He hasn’t called me baby in six months. He saves it. He saves it for when I’m too far gone to be embarrassed by it, and he’s using it now because he can feel me about to go. He says it again. “Come on, baby.” I come hard between us. I cry out. He kisses me through it. His rhythm stutters. He comes inside me a few seconds later, his face in my neck, his teeth on my shoulder. He makes a sound I don’t have a name for. I know I’m taking it with me. That one is mine.
He collapses on me. I take his weight. All of it. I want to be crushed by him.

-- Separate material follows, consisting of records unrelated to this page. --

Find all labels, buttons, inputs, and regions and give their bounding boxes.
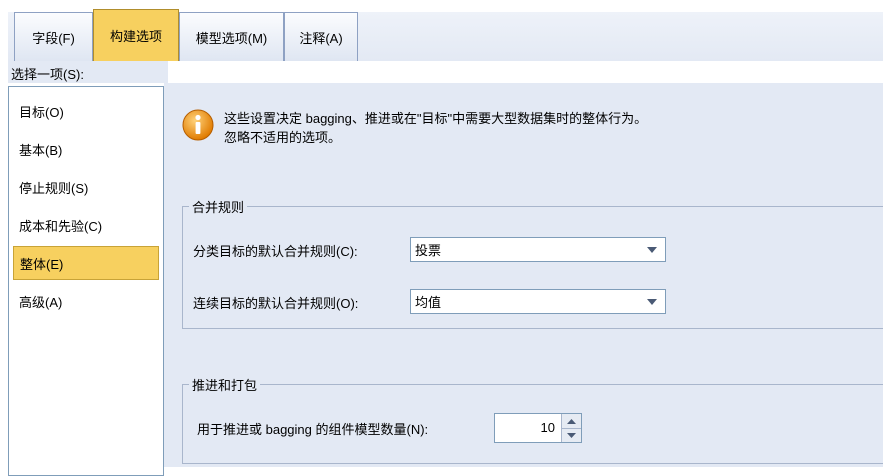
info-text: 这些设置决定 bagging、推进或在"目标"中需要大型数据集时的整体行为。 忽… [224, 109, 647, 147]
list-item-costs-priors[interactable]: 成本和先验(C) [13, 208, 159, 242]
tab-build-options[interactable]: 构建选项 [93, 9, 179, 61]
settings-panel: 这些设置决定 bagging、推进或在"目标"中需要大型数据集时的整体行为。 忽… [164, 83, 883, 467]
boosting-bagging-legend: 推进和打包 [189, 375, 261, 394]
categorical-rule-label: 分类目标的默认合并规则(C): [193, 244, 358, 259]
tab-fields[interactable]: 字段(F) [14, 12, 93, 61]
list-item-advanced[interactable]: 高级(A) [13, 284, 159, 318]
list-item-label: 目标(O) [19, 104, 64, 120]
continuous-rule-select[interactable]: 均值 [410, 289, 666, 314]
tab-annotations[interactable]: 注释(A) [284, 12, 358, 61]
list-item-ensembles[interactable]: 整体(E) [13, 246, 159, 280]
spin-up-icon[interactable] [562, 414, 581, 428]
spin-down-icon[interactable] [562, 428, 581, 442]
tab-fields-label: 字段(F) [32, 30, 75, 46]
model-count-stepper[interactable]: 10 [494, 413, 582, 443]
tab-strip: 字段(F) 构建选项 模型选项(M) 注释(A) [8, 0, 883, 61]
model-count-value[interactable]: 10 [541, 420, 555, 435]
select-item-label: 选择一项(S): [8, 61, 168, 83]
list-item-label: 基本(B) [19, 142, 63, 158]
list-item-stopping-rules[interactable]: 停止规则(S) [13, 170, 159, 204]
options-list[interactable]: 目标(O) 基本(B) 停止规则(S) 成本和先验(C) 整体(E) 高级(A) [8, 86, 164, 476]
continuous-rule-value: 均值 [415, 295, 442, 310]
list-item-objectives[interactable]: 目标(O) [13, 94, 159, 128]
info-line-1: 这些设置决定 bagging、推进或在"目标"中需要大型数据集时的整体行为。 [224, 111, 648, 126]
model-count-label: 用于推进或 bagging 的组件模型数量(N): [197, 422, 429, 437]
info-line-2: 忽略不适用的选项。 [224, 130, 342, 145]
list-item-label: 成本和先验(C) [19, 218, 103, 234]
list-item-basics[interactable]: 基本(B) [13, 132, 159, 166]
combine-rules-group: 合并规则 分类目标的默认合并规则(C): 投票 连续目标的默认合并规则(O): … [182, 197, 883, 329]
list-item-label: 整体(E) [20, 256, 64, 272]
list-item-label: 停止规则(S) [19, 180, 89, 196]
boosting-bagging-group: 推进和打包 用于推进或 bagging 的组件模型数量(N): 10 [182, 375, 883, 464]
continuous-rule-label: 连续目标的默认合并规则(O): [193, 296, 359, 311]
combine-rules-legend: 合并规则 [189, 197, 248, 216]
list-item-label: 高级(A) [19, 294, 63, 310]
chevron-down-icon[interactable] [639, 290, 665, 313]
tab-model-options-label: 模型选项(M) [195, 30, 268, 46]
chevron-down-icon[interactable] [639, 238, 665, 261]
tab-build-options-label: 构建选项 [109, 29, 162, 44]
spin-buttons [561, 414, 581, 442]
tab-model-options[interactable]: 模型选项(M) [179, 12, 284, 61]
categorical-rule-select[interactable]: 投票 [410, 237, 666, 262]
categorical-rule-value: 投票 [415, 243, 442, 258]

“Hey,” he says, into my neck.
“Hey.”
“That was…“
“Yeah.”
“What got into you.”
“I missed you.”
“You see me every day.”
“I missed you anyway.”
He laughs into my neck, a different laugh from before, lower, spent. I close my eyes. I’ll hear that laugh again. Not in person. I’ll hear it for the rest of my life, in the apartment I do not yet have.
“You okay?”
“Yes.”
“You sure.”
“I’m sure, Griffin.”
“You’re shaking.”
“I just came.”
“That’s never made you shake before.”
“It was a good one.”
“Mm.”
He pulls back and looks down at me. His hair is damp at the temples. There’s a flush on his chest that will go down in about six minutes. I have watched it go down a thousand times. I watch it now.
“I love you,” he says.
The way he always does. Not weighted, not a thing, not a moment. Just true. The way he has said it for six years.
“I love you,” I say.
I say it like I’ll say it tomorrow. Like I’ll say it next Wednesday. Like a man with a future. If I say it any other way he’ll hear it. He cannot hear it.
“I love you,” I say again.
He smiles. “Yeah. I know.”
He kisses my forehead. He pulls out, careful, slow. He gets up and goes to the bathroom. I hear water. I hear him rinse the condom and throw it away. I hear him brush his teeth. I lie on the couch and look at the ceiling and let myself, for one minute, let my face do whatever it’s going to do.
It does nothing. My face is still. I’m too tired to cry, or my body is saving it for later. I lie there.
He comes back with a wet washcloth. He cleans me off, gentle. Gets me a glass of water. Pulls a blanket off the back of the couch and tucks it around me. Kisses my mouth, briefly.